TOZ Opole o kolejnej interwencji. Zawiniła wiejska mentalność?

i

Autor: TOZ Opole/Facebook Sprawa trafiła już na policję

TA interwencja załamała TOZ! "Nie mamy już sił". Pies na łańcuchu czekał na ŚMIERĆ! [ZDJĘCIA]

2020-10-08 12:35

"Brak nam już sił na ludzką znieczulicę" - piszą wolontariusze TOZ, opowiadając o interwencji z wioski pod Opolem. Ami to 11-letni pies, który w brudzie, bólu i chorobach leżał przypięty do łańcucha, czekając na śmierć. Aktywiści alarmują : "Nie stać nas obecnie na psa, który będzie generował kolejne koszta".

Aktywiści z TOZ Opole zostają przydzielani do konkretnych interwencji, o które proszą świadkowie konkretnych zaniedbań, czy zdarzeń. W środę (7 października) jedna z wolontariuszek, Katarzyna, została przydzielona do interwencji w jednej z opolskich wiosek.

- Po treści zgłoszenia wiedzieliśmy, że sytuacja jest pilna - zwykle je segregujemy na pilne i mniej pilne. Dostaliśmy zrzut z mapy, dokładną lokalizacje - mówi w rozmowie z Super Expressem wolontariuszka, która zajęła się sprawą 11-letniego Am'iego.

W zgłoszeniu Pani Katarzyna - poza lokalizacją - otrzymała też zdjęcie miejsca i psa. - [...] na miejscu znaleźliśmy budę, w której pies leżał nieruchomo. To był ten pies ze zdjęć. Posliśmy do budynku obok, żeby poszukać właściciela i znaleźliśmy go - relacjonuje. A mówiąc dokładniej, właścicielkę, bo okazała się nią być starsza kobieta.

Pani w rozmowie z wolontariuszami próbowała zasłaniać się faktem, że Ami jest stary (ma 11 lat) i dlatego wygląda, jak wygląda. Nie przekonało to aktywistów, którzy podsunęli kobiecie dokument zrzeczenia prawa do własności. - Nie stawała nam okoniem, podpisała rzeczenie i zaczęliśmy leczenie w naszej lecznicy - komentuje Pani Katarzyna.

"Wiejska mentalność" odpowiada za tragiczne sceny?

Być może najbardziej przerażającym jest fakt, że w domu roiło się od ludzi! Starsza kobieta przebywała w domu ze swoimi dorosłymi dziećmi i wnukami. Nikt nie zwracał uwagę na okropne traktowanie Am'iego, który żywił się resztkami obiadowymi i... deszczówką.

- Ja rozumiem, że właścicielka jest w podeszłym wieku, ona mówiła, że go niby kocha ale nie wie, co mu dolega! Tam były dorosłe dzieci kobiety, jej wnuki.

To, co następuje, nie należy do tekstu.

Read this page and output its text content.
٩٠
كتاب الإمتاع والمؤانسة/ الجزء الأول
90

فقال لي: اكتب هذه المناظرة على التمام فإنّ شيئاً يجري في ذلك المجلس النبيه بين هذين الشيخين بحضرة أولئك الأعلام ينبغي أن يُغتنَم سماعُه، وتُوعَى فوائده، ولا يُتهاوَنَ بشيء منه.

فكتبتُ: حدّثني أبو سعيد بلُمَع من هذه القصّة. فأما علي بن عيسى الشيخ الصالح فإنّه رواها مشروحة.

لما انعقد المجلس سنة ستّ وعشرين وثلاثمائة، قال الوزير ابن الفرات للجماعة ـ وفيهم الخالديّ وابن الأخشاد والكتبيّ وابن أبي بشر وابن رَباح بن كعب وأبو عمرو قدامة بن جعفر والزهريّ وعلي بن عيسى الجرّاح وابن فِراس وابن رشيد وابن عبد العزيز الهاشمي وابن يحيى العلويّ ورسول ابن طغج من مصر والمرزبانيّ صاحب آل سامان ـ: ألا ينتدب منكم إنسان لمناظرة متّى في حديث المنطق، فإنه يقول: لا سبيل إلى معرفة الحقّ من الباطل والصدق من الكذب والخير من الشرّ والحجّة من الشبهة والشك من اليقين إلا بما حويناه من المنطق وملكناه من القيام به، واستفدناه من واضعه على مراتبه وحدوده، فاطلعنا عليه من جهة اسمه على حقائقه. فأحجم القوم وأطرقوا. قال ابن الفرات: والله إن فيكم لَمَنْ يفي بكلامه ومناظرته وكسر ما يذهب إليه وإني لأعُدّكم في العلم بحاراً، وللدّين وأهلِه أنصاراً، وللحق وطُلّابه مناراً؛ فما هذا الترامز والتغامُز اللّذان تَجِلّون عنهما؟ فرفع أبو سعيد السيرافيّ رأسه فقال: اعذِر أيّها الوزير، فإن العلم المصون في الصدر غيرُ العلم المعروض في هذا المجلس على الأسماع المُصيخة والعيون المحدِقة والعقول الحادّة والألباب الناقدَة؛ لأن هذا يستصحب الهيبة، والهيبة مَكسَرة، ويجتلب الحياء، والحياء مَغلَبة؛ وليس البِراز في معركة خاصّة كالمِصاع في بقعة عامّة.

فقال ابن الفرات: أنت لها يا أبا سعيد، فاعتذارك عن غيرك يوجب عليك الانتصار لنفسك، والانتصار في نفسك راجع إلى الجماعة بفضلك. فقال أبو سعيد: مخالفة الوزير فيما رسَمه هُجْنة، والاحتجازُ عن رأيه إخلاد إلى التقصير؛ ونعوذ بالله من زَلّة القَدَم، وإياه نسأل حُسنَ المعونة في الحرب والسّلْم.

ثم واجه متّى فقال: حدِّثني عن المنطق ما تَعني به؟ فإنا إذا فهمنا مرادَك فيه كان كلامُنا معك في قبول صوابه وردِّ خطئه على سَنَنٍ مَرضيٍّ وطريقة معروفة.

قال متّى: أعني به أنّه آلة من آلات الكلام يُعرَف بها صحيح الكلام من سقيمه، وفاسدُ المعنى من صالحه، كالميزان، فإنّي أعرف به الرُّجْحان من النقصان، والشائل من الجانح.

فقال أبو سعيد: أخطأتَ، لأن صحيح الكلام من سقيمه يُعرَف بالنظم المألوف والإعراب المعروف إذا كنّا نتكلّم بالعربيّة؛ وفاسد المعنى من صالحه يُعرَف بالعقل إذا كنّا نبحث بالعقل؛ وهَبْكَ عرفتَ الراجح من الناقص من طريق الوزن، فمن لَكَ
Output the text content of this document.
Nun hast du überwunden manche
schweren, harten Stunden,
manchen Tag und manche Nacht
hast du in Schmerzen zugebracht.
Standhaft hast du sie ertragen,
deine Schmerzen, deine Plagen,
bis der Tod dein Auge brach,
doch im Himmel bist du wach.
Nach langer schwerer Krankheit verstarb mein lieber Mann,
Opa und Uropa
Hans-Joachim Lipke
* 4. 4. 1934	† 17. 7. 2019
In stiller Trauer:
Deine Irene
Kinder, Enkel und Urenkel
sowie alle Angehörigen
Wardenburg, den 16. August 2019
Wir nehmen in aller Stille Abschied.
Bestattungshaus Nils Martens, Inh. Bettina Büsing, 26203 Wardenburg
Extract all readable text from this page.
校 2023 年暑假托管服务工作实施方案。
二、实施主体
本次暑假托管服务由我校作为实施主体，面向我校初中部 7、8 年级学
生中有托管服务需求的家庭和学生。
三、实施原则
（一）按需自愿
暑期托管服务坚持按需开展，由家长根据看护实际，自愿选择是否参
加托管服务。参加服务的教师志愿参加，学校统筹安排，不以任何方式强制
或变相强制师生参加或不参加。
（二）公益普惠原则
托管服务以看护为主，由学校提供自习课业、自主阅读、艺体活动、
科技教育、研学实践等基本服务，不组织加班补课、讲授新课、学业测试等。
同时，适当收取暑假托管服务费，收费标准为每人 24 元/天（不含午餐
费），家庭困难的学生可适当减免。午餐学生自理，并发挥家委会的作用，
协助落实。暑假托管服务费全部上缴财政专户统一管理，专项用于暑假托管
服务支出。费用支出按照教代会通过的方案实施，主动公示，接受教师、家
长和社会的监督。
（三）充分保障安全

Każdy go widział - zastanawia się wolontariuszka i dodaje, że to być może problem wiejskiej mentalności, miłości do psa z daleka i w budzie, kiedy jego krytyczny stan wymaga co najmniej weterynarza.

Ami był cały zapchlony, stan jego skóry jest bardzo zły, ma liczne wyłysienia, strupy, powierzchniowe, ropne zapalenie skóry obejmujące sporą część ciała, szmery w obrębie mięśnia sercowego. W piątek (9 października) czeka go wizyta u weterynarza i kardiologa.

Sprawa docelowo najprawdopodobniej trafi na policję. Na Facebooku trwa zbiórka pieniędzy.